Most Helpful Positive Review
Nov 17, 2005

This was a fabulously tasty way to cook halibut! My boyfriend made this one. He only cooked two halibut steaks, and did the whole thing in the skillet, using probably 2-3 tablespoons of olive oil. Even though it was only two steaks, he used all of the other vegetables, all of the pepper instead of half, and cut the tomato into wedges instead of slices. When he served, he just ladled all of the vegetables over the steaks, and it presented beautifully. It was a wonderful dinner!

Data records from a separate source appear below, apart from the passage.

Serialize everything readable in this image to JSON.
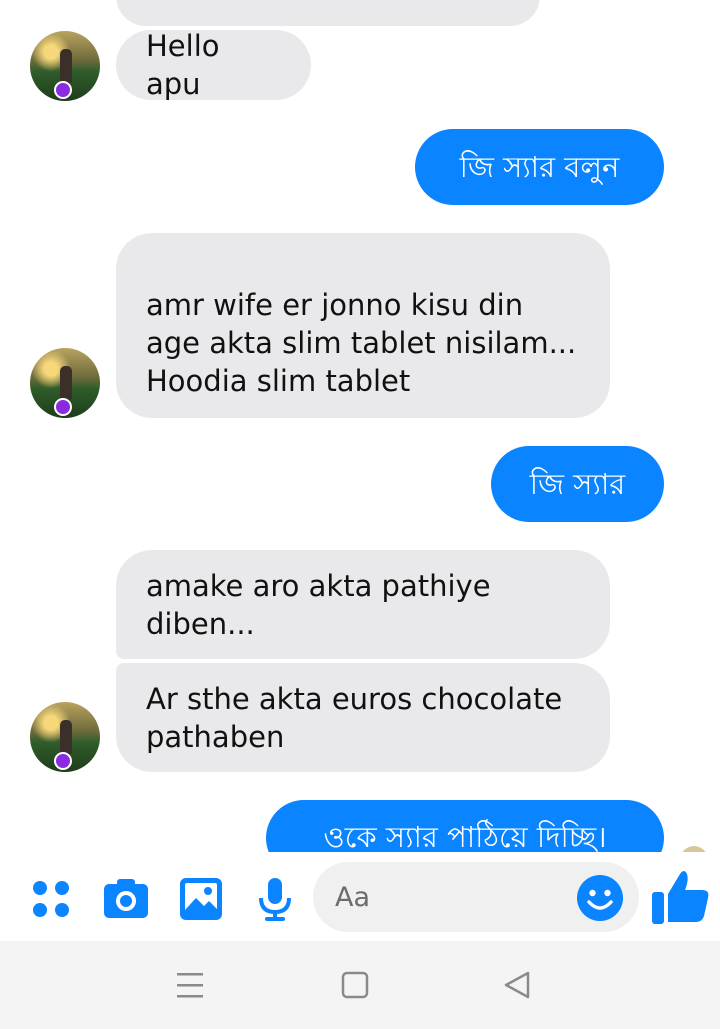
{
  "messages": [
    {
      "dir": "in",
      "text": "Hello apu"
    },
    {
      "dir": "out",
      "text": "জি স্যার বলুন"
    },
    {
      "dir": "in",
      "text": "amr wife er jonno kisu din age akta slim tablet nisilam... Hoodia slim tablet"
    },
    {
      "dir": "out",
      "text": "জি স্যার"
    },
    {
      "dir": "in",
      "text": "amake aro akta pathiye diben..."
    },
    {
      "dir": "in",
      "text": "Ar sthe akta euros chocolate pathaben"
    },
    {
      "dir": "out",
      "text": "ওকে স্যার পাঠিয়ে দিচ্ছি।"
    }
  ],
  "composer": {
    "placeholder": "Aa"
  },
  "colors": {
    "accent": "#0a84ff",
    "incoming_bubble": "#e9e9eb"
  },
  "icons": [
    "apps-icon",
    "camera-icon",
    "gallery-icon",
    "microphone-icon",
    "emoji-icon",
    "like-icon",
    "nav-recents-icon",
    "nav-home-icon",
    "nav-back-icon"
  ]
}
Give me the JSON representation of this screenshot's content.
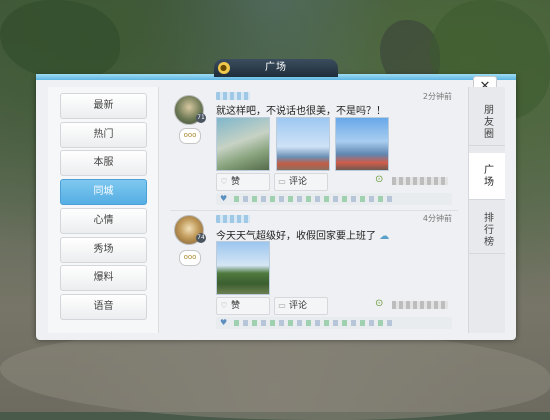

Most Helpful Critical Review
Mar 05, 2012

Was not impressed. Bland.

Jul 13, 2004

We liked this recipe. The only thing, the vegetables were over cooked for our taste and would prefer more garlic. So when I make this again I will briefly sauté the vegetables hoping they will come out a little crispier. Thanks LittleAsta!

Nov 28, 2004

Great recipe. Because I hate mushy zucchini - I added it during the last min. when the onions/garlic/mush./grn peppers were almost done and cooked to a tender crisp. I then brushed each halibut peice w/ a little olive oil, layered the vegetables around and atop of the halibut. Finally, I omitted the tomato altogether - for fear of mushy. Overall very good and here you have you maindish and veggies all in one! (However, I did serve with a side of rice pilaf). Thanks!

Jan 03, 2006

A WINNER!!! This is my favorite halibut recipe yet! I don't add the tomatoes b/c my husband does not like them. Other than that omission, I make it exactly like the recipe. I've already made this 2x in 2 weeks!

Sep 06, 2007

This is an easy/fast recipe that gives great results! I agree with other reviewers that you can change the vegetables with pretty much what you have in the refrigerator, but i think that the mushrooms are great in it! The only change i made is that i marinated the veggies (the recipe i used is for grilled portobella mushrooms): olive oil, lemon juice, balsamic vinegar and chopped basil. I then used the marinade to saute' the veggies and poured all on the fish. It was delicious

Jun 01, 2007

This makes a real nice summer dish. I love how versatile it is...you can really use just about any fish and any combination of vegetables. I was looking for a way to serve up some frozen boxed haddock fillets and used this recipe. I didn't have mushrooms or zucchini but did have yellow and orange bell pepper and asparagus. So with the red tomato, it made a beautiful looking dish. I also had some fresh basil and lemon thyme growing so used that instead of the dried basil. With a side of rice (cooked in chicken stock and some chopped green onions stirred in afterward) it made a complete meal. The only down-side was that I didn't make enough! Everyone liked it and it went fast.

Aug 17, 2004

Great dish. Family said it looked and tasted like something from a fancy restaurant. Didn't have any zuchini at the time I made the fish, but it was just as good without it. Maybe next time I will drizzle a little olive oil over the top before baking. Thanks for a great recipe.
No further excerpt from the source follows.